Llama3 Laboratory @ MediaTek
In this lab, we explaind the essential design choices used by llama3, including RMSNorm, Rotrary Embedding, and KV cache.


RMSNorm was selected as the normalization method due to its computational efficiency while maintaining normalization effectiveness, as originally demonstrated by Zhang and Sennrich (2019). The advantages of RMSNorm are twofold: it reduces computational complexity by eliminating the mean statistics and centering operation present in LayerNorm, while maintaining comparable model performance. This efficiency-to-performance ratio has led to its adoption in several prominent language models including Gopher (Rae et al., 2021), LLaMA (Touvron et al., 2023), and LLaMA 2 (Touvron et al., 2023).

Compared to standard positional embedding (categorized as ‘absolute embedding’), rotary position embedding (Su et al., 2021) offers greater flexibility. The key advantage of rotary embedding lies in its relative nature, which enables the model to learn position-dependent representations without being constrained to fixed absolute positions. The computation process involves two main steps: first, calculating the rotation for each embedding dimension, then computing the inner product between the rotated word embeddings and positional embeddings. This is visualized across three plots: the leftmost shows the original word embeddings, the middle displays the rotary embedding base vectors, and the rightmost demonstrates the final rotated embeddings. The transformation preserves the relative relationships between tokens while allowing for more flexible position modeling.
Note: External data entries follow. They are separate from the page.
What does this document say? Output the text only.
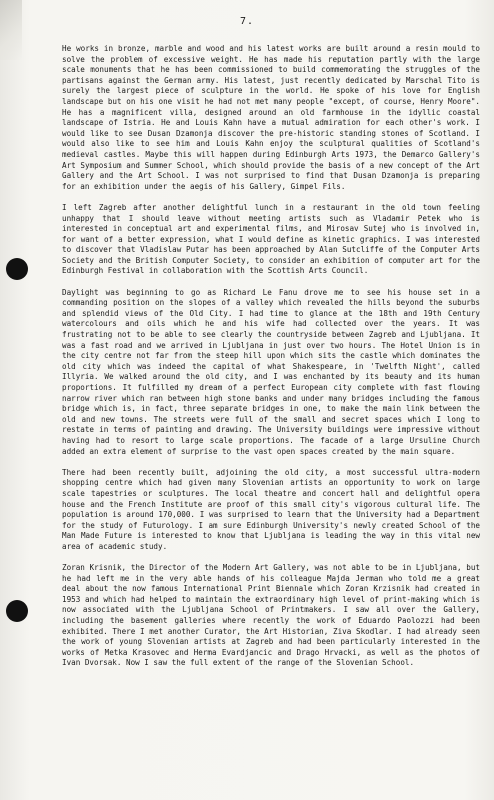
7.

He works in bronze, marble and wood and his latest works are built around a resin mould to solve the problem of excessive weight. He has made his reputation partly with the large scale monuments that he has been commissioned to build commemorating the struggles of the partisans against the German army. His latest, just recently dedicated by Marschal Tito is surely the largest piece of sculpture in the world. He spoke of his love for English landscape but on his one visit he had not met many people "except, of course, Henry Moore". He has a magnificent villa, designed around an old farmhouse in the idyllic coastal landscape of Istria. He and Louis Kahn have a mutual admiration for each other's work. I would like to see Dusan Dzamonja discover the pre-historic standing stones of Scotland. I would also like to see him and Louis Kahn enjoy the sculptural qualities of Scotland's medieval castles. Maybe this will happen during Edinburgh Arts 1973, the Demarco Gallery's Art Symposium and Summer School, which should provide the basis of a new concept of the Art Gallery and the Art School. I was not surprised to find that Dusan Dzamonja is preparing for an exhibition under the aegis of his Gallery, Gimpel Fils.

I left Zagreb after another delightful lunch in a restaurant in the old town feeling unhappy that I should leave without meeting artists such as Vladamir Petek who is interested in conceptual art and experimental films, and Mirosav Sutej who is involved in, for want of a better expression, what I would define as kinetic graphics. I was interested to discover that Vladislaw Putar has been approached by Alan Sutcliffe of the Computer Arts Society and the British Computer Society, to consider an exhibition of computer art for the Edinburgh Festival in collaboration with the Scottish Arts Council.

Daylight was beginning to go as Richard Le Fanu drove me to see his house set in a commanding position on the slopes of a valley which revealed the hills beyond the suburbs and splendid views of the Old City. I had time to glance at the 18th and 19th Century watercolours and oils which he and his wife had collected over the years. It was frustrating not to be able to see clearly the countryside between Zagreb and Ljubljana. It was a fast road and we arrived in Ljubljana in just over two hours. The Hotel Union is in the city centre not far from the steep hill upon which sits the castle which dominates the old city which was indeed the capital of what Shakespeare, in 'Twelfth Night', called Illyria. We walked around the old city, and I was enchanted by its beauty and its human proportions. It fulfilled my dream of a perfect European city complete with fast flowing narrow river which ran between high stone banks and under many bridges including the famous bridge which is, in fact, three separate bridges in one, to make the main link between the old and new towns. The streets were full of the small and secret spaces which I long to restate in terms of painting and drawing. The University buildings were impressive without having had to resort to large scale proportions. The facade of a large Ursuline Church added an extra element of surprise to the vast open spaces created by the main square.

There had been recently built, adjoining the old city, a most successful ultra-modern shopping centre which had given many Slovenian artists an opportunity to work on large scale tapestries or sculptures. The local theatre and concert hall and delightful opera house and the French Institute are proof of this small city's vigorous cultural life. The population is around 170,000. I was surprised to learn that the University had a Department for the study of Futurology. I am sure Edinburgh University's newly created School of the Man Made Future is interested to know that Ljubljana is leading the way in this vital new area of academic study.

Zoran Krisnik, the Director of the Modern Art Gallery, was not able to be in Ljubljana, but he had left me in the very able hands of his colleague Majda Jerman who told me a great deal about the now famous International Print Biennale which Zoran Krzisnik had created in 1953 and which had helped to maintain the extraordinary high level of print-making which is now associated with the Ljubljana School of Printmakers. I saw all over the Gallery, including the basement galleries where recently the work of Eduardo Paolozzi had been exhibited. There I met another Curator, the Art Historian, Ziva Skodlar. I had already seen the work of young Slovenian artists at Zagreb and had been particularly interested in the works of Metka Krasovec and Herma Evardjancic and Drago Hrvacki, as well as the photos of Ivan Dvorsak. Now I saw the full extent of the range of the Slovenian School.
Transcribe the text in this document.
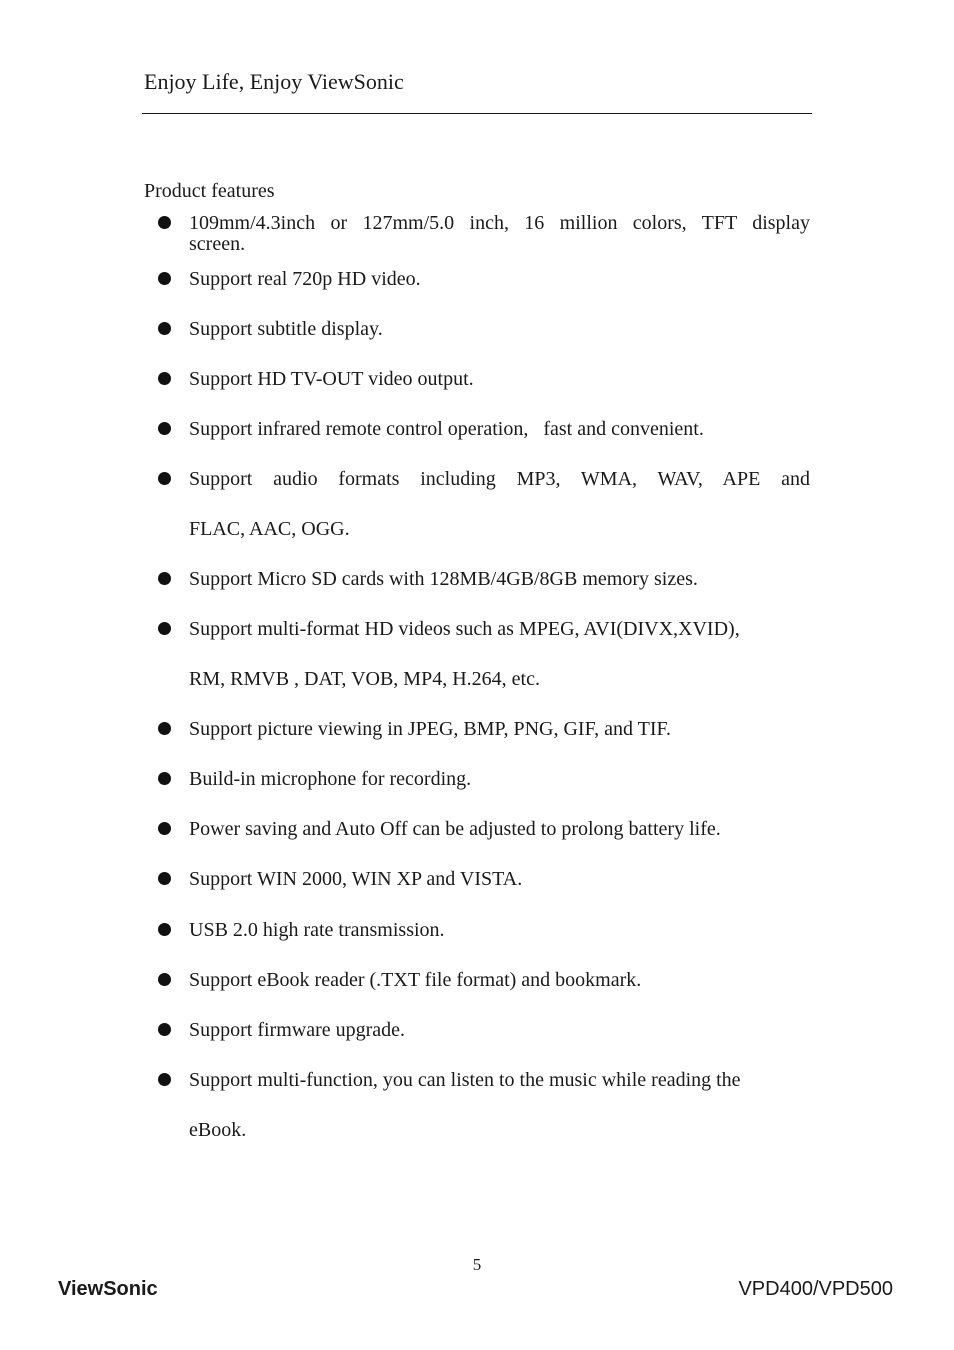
Enjoy Life, Enjoy ViewSonic
Product features
109mm/4.3inch or 127mm/5.0 inch, 16 million colors, TFT display
screen.
Support real 720p HD video.
Support subtitle display.
Support HD TV-OUT video output.
Support infrared remote control operation,   fast and convenient.
Support audio formats including MP3, WMA, WAV, APE and
FLAC, AAC, OGG.
Support Micro SD cards with 128MB/4GB/8GB memory sizes.
Support multi-format HD videos such as MPEG, AVI(DIVX,XVID),
RM, RMVB , DAT, VOB, MP4, H.264, etc.
Support picture viewing in JPEG, BMP, PNG, GIF, and TIF.
Build-in microphone for recording.
Power saving and Auto Off can be adjusted to prolong battery life.
Support WIN 2000, WIN XP and VISTA.
USB 2.0 high rate transmission.
Support eBook reader (.TXT file format) and bookmark.
Support firmware upgrade.
Support multi-function, you can listen to the music while reading the
eBook.
5
ViewSonic	VPD400/VPD500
The KV (Key-Value) Cache implementation optimizes transformer inference by storing and reusing previously computed key and value tensors. When generating tokens sequentially, instead of recomputing attention for the entire sequence, the implementation caches past key-value pairs and only computes attention for the new token (Dao et al., 2022). This significantly reduces computational overhead, especially for long sequences. As shown in the diagram, the top half illustrates standard attention without caching (computing full Q×K^T for all tokens), while the bottom half demonstrates cached attention (computing Q×K^T only for the new token by reusing stored keys). The implementation includes a KVCache dataclass for managing the cache state and a CachedAttention module that leverages this cache during inference.